Генерал резко встал, с грохотом отодвинув кресло, откинув его прочь от изысканно сервированного стола, и кресло упало, задрав собачьи когтистые лапы. Он обводил вылупленными, враз бешено побелевшими глазами бросивших жевать и бормотать людей. Его пальцы, сухие, длинные, со вспухшими подагрическими суставами, мяли и крутили белую бахрому роскошной скатерти. Вот пальцы захватили чуть побольше мятой скатертной камчатной ткани, и рюмка пошатнулась и опрокинулась, и красное вино вылилось на скатерть, на снеговую белизну. Юргенс глядел остановившимися глазами, как красная кровь течет, течет на белый алмазный снег. Как снег, морозный, выстывший, впитывает ее, вбирает, как губы мужчины вбирают женские губы – в себя, глубоко.

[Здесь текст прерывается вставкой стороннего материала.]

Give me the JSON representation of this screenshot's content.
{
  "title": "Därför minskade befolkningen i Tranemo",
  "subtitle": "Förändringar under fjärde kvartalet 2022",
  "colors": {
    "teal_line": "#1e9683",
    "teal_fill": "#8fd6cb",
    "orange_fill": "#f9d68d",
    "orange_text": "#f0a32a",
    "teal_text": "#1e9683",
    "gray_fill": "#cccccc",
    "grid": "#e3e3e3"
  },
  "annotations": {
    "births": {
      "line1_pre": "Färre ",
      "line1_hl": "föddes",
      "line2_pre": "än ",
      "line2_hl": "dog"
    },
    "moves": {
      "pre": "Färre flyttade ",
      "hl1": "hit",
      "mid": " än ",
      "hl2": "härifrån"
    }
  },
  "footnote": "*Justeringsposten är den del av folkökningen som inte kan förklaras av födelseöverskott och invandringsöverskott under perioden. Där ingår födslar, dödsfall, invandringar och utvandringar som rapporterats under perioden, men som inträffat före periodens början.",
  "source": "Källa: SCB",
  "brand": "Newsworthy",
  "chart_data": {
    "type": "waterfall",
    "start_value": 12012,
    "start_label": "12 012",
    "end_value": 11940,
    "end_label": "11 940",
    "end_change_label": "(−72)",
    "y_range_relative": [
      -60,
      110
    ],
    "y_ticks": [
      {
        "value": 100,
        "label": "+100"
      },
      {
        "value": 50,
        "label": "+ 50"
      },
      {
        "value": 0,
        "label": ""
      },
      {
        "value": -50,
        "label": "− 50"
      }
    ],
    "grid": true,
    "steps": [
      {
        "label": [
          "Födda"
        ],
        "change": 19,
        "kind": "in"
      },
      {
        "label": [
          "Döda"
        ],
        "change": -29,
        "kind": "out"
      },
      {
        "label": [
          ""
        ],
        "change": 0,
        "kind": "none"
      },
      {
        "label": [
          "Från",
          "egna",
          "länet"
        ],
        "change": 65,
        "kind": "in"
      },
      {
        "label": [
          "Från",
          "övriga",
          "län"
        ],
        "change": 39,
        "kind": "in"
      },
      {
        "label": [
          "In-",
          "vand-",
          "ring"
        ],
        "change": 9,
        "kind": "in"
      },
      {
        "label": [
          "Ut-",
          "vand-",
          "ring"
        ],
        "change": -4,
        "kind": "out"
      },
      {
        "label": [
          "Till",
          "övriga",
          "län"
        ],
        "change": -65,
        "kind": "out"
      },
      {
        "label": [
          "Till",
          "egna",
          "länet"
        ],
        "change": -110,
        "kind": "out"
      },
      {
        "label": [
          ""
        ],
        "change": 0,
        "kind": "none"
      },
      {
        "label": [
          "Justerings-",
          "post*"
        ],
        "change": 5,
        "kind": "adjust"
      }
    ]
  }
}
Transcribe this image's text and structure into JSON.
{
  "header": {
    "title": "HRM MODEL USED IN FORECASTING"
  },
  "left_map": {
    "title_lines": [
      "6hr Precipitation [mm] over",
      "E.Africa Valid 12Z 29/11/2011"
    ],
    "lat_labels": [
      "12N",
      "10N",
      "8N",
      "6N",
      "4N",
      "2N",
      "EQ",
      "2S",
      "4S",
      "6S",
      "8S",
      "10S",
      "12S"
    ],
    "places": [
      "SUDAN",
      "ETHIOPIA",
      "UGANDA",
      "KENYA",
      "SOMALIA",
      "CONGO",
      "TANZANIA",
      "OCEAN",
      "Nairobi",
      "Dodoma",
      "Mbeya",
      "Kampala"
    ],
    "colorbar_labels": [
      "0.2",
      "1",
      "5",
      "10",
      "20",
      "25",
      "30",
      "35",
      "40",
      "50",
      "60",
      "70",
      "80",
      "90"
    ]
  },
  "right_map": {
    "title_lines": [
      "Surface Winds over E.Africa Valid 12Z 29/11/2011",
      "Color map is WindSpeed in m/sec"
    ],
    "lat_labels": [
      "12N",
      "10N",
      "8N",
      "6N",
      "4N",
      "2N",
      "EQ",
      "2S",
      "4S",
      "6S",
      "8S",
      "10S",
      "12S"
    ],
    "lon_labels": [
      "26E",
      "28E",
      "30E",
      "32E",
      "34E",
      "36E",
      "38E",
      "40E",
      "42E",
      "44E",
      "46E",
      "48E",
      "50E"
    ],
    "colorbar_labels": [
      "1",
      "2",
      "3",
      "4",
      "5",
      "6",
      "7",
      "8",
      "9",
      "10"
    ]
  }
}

Глубже, глубже всаживай нож. У тебя другого выхода нет.
– Закон не выдумывают, господин генерал. Закон был всегда… от Сотворенья Мира.
– Всегда?!
Сколько ярости выплеснулось в человечьем крике. Вопль. Как он огромен. Как перекосился, брызгает слюной рот. Юргенс глядел прямо в рот генералу, там у него недоставало зубов – а передние блестели золотом, а на нижних темнел поганый налет, зубной камень. Тщедушный, смертный человечек. Облеченный властью. Это он – помавал рукой, вытягивал палец, и сдвигались льдины, и шли войска, и артиллерия вздымала смертоносные стволы в небо без дна, и нацеливались пушки и ракеты, и дрожали в лафетах орудья, и строчили пулеметы, прошивая насквозь все живое огненными, летящими, как золотые женские косы по ветру, бешеными очередями?! Он повелевал земным ужасом. Он владел жизнями и смертями людей. Кто дал ему ЭТУ волю?! ЭТУ власть?! За что ему такая привилегия… ТАКОЕ владенье чужими судьбами, телами, реками чужой крови?! Разве он, со старческими залысинами, с распухшими суставами, – Господь Бог, чтобы низвергать царства, одно-единое Царство Одной Жизни?!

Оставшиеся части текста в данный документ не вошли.